Diğer kayda değer deneyimim ise Yunan oyuncularla aynı sahneyi paylaşıyor olmaktı. Partnerlerimden Ioanna Katsarou ve Fotis Batzas ile sıklıkla kültürlerimizin ne kadar benzediğinden bahsediyoruz. Katsarou “Türk sanatçılarla çalışmak büyük bir keyif çünkü sanat, estetik, espri anlayışımız o kadar aynı ki! Türkler ve Yunanlar yüzyıllarca yan yana yaşadı ve birbirini etkiledi, bunun aksini söylemek aptallıktır” diyor ve ekliyor “Türk bir yönetmenin çağdaş bir Yunan yazarın oyununu seçmesi benim için çok mutluluk verici”. Babası uzun yıllar Türkiye’de yaşayan Fotis Batzas ise “Babam Istanbul’daki Yunan, Yunanistan’daki Türk olarak hep ötekileştirilen kişi oldu. Böyle bir oyunda rol almak benim için çok anlamlı” diyor.

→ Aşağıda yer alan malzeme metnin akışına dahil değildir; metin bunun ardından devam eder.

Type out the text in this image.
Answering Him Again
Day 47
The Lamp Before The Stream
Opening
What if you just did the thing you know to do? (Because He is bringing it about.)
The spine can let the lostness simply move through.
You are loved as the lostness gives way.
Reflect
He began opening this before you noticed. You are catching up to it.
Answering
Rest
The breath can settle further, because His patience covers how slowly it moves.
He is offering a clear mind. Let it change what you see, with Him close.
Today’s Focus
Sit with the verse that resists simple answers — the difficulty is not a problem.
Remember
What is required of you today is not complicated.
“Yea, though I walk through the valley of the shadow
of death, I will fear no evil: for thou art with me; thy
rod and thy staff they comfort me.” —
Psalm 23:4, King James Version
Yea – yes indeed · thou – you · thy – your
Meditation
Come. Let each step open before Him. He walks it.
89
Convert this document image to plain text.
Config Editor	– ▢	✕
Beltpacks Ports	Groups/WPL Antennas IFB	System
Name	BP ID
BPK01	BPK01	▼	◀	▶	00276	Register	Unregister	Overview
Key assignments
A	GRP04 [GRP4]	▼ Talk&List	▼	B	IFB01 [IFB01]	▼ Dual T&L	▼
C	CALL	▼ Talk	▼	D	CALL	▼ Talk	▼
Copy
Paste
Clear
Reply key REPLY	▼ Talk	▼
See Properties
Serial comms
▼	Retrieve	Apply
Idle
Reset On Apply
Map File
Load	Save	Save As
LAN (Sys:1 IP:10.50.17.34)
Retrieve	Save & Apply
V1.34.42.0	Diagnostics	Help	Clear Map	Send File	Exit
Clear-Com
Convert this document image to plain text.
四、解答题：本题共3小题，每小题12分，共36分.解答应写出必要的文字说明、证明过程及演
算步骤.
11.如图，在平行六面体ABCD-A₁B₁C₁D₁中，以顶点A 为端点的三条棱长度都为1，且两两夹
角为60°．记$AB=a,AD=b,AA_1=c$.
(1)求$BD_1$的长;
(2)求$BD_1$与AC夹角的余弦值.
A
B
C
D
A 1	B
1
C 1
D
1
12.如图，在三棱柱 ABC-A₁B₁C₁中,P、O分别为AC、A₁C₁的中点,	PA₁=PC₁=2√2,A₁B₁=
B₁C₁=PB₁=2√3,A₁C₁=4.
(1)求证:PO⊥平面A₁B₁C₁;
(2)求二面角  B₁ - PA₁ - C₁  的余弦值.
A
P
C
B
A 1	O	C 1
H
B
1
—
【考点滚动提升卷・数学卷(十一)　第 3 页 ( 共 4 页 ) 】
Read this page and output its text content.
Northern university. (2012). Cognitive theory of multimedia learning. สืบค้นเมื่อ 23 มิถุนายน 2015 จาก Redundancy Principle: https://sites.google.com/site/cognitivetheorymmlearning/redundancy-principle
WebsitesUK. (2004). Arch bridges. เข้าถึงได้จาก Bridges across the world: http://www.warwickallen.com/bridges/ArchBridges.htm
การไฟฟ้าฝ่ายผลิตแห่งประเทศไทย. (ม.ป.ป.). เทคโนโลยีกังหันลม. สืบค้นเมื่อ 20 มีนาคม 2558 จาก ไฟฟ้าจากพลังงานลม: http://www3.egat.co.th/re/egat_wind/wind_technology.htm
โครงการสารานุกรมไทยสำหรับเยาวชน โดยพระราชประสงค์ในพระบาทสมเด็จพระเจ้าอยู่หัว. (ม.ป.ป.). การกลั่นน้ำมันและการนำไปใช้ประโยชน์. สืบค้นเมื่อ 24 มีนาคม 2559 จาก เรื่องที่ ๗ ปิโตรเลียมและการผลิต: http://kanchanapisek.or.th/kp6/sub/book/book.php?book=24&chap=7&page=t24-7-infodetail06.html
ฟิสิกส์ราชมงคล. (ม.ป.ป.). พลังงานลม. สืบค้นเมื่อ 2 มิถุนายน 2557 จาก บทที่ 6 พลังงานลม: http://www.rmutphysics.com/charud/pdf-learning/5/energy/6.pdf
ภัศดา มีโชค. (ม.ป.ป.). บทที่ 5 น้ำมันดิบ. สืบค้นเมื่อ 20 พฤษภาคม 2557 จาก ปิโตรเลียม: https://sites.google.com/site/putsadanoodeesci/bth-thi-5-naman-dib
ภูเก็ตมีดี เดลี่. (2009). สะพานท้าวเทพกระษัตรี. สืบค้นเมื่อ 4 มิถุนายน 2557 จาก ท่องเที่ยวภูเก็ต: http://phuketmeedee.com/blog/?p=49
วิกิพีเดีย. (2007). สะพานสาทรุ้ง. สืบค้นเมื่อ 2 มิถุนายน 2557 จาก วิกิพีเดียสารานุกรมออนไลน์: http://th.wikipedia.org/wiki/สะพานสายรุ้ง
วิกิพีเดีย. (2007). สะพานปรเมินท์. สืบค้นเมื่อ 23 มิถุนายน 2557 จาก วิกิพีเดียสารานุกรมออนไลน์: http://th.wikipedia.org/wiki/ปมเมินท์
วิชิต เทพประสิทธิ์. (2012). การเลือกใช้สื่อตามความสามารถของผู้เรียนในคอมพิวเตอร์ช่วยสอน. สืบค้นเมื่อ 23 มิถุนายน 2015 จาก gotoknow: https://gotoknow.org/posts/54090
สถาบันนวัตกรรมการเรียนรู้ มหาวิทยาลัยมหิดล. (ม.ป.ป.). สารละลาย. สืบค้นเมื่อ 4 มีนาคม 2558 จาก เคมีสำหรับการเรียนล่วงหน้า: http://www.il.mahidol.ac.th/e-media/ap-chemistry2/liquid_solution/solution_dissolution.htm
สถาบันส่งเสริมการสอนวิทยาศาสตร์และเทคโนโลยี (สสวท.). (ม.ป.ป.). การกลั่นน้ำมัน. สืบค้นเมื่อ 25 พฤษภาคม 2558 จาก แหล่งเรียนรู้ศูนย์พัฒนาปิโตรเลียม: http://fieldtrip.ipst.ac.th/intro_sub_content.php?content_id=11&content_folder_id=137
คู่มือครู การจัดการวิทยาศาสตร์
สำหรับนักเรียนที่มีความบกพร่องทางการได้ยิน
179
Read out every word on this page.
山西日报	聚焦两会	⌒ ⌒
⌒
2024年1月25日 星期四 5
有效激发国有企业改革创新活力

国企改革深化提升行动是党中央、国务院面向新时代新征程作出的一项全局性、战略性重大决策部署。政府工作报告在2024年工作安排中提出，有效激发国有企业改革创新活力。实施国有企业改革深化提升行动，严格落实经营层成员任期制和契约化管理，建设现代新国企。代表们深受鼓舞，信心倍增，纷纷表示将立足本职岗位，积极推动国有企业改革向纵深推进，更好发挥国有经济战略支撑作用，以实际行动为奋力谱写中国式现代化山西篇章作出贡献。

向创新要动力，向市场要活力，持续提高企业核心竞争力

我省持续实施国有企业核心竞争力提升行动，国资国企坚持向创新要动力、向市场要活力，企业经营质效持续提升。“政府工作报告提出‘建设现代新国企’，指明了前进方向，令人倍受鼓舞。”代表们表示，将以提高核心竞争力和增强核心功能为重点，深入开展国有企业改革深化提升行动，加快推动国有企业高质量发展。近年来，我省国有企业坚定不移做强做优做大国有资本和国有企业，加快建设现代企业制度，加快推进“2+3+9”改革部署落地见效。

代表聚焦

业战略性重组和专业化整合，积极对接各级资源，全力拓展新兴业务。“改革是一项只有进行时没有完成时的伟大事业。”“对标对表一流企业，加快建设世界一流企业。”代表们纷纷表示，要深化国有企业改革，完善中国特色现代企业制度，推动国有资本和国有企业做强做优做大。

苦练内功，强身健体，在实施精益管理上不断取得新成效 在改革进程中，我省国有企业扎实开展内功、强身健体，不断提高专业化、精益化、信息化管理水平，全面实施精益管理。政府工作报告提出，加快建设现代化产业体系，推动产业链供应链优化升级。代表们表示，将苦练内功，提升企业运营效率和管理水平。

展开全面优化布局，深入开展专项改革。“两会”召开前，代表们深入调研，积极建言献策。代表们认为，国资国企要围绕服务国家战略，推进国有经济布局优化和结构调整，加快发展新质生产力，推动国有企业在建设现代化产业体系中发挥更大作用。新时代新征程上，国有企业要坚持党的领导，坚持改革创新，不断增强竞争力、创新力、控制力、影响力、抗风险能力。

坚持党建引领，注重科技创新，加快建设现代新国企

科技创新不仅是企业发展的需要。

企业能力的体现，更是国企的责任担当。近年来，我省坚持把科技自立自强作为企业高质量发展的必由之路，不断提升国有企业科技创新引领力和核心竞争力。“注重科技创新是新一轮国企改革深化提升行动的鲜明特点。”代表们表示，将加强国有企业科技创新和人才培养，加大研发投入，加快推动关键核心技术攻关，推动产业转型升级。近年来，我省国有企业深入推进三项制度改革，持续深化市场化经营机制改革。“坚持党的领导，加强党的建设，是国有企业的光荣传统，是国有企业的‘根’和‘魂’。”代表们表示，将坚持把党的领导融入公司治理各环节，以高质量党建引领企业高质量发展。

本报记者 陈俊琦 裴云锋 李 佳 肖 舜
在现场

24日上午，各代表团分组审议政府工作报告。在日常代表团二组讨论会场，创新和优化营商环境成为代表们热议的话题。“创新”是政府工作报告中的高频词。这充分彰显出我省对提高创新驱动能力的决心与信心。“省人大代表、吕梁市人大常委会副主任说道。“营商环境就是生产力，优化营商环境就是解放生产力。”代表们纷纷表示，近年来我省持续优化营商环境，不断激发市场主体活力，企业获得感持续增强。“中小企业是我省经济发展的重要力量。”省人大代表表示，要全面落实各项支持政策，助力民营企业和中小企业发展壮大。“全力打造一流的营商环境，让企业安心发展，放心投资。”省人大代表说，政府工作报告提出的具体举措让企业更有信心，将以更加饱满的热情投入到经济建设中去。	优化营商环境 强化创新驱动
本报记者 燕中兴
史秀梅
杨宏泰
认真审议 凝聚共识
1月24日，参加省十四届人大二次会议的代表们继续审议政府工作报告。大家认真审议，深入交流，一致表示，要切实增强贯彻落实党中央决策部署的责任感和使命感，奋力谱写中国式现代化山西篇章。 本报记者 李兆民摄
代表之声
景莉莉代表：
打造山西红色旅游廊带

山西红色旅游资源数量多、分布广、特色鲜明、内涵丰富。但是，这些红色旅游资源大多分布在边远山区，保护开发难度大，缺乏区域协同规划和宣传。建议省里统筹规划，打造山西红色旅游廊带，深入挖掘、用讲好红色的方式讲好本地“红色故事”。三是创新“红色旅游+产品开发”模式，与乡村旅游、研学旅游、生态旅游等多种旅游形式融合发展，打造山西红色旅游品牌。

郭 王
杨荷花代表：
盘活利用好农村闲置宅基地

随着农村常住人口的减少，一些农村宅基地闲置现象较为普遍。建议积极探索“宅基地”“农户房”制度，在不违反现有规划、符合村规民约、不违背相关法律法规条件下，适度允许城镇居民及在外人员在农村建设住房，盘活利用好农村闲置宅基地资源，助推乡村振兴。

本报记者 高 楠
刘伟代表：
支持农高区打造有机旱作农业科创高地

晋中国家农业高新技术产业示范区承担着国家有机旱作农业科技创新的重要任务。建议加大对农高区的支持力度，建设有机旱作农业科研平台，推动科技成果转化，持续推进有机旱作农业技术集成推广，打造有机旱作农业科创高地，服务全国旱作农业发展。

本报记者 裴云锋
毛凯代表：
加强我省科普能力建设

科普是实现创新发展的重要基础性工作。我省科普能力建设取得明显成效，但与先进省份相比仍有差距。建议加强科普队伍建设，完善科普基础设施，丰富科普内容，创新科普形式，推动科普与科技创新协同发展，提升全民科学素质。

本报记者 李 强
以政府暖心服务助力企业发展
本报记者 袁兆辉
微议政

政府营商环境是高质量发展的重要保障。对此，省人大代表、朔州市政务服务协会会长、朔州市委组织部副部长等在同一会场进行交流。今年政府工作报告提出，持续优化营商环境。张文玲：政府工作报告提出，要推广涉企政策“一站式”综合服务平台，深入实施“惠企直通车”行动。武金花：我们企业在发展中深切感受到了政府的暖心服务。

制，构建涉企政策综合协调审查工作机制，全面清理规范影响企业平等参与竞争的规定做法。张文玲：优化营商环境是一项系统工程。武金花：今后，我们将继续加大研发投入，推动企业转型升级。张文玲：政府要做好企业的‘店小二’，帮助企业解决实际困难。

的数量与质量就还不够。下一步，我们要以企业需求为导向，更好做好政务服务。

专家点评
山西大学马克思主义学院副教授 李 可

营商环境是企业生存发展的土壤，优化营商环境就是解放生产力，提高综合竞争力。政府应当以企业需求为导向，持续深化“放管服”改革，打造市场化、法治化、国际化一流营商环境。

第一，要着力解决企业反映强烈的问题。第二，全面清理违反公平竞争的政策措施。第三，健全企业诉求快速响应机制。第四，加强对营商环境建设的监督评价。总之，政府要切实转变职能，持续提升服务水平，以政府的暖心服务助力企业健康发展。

Yönetmen Özbilgin “Maria’nın oyununu okur okumaz çok heyecanlandım. Mülteci krizine ilk tepkiyi veren ülkelerden Türkiye ve Yunanistan’lı iki sanatçı olarak bu güncel konu hakkında bir eseri New York seyircisiyle buluşturmak benim için adeta bir görevdi.”

Korunaklı sitede yaşayan Privatopia sakinleri bize fakirle zenginin arasındaki uçurumun artarak, korkuların tetiklenmesiyle kaynayan bir kazana dönüşen toplumu anlatıyor. Oyunun sonunda ise siteye giren bu vahşi kedinin bir Hello Kitty balonu olduğunu görüyoruz. Bizi korkutan birçok şey şişirilmiş birer balon olmasın?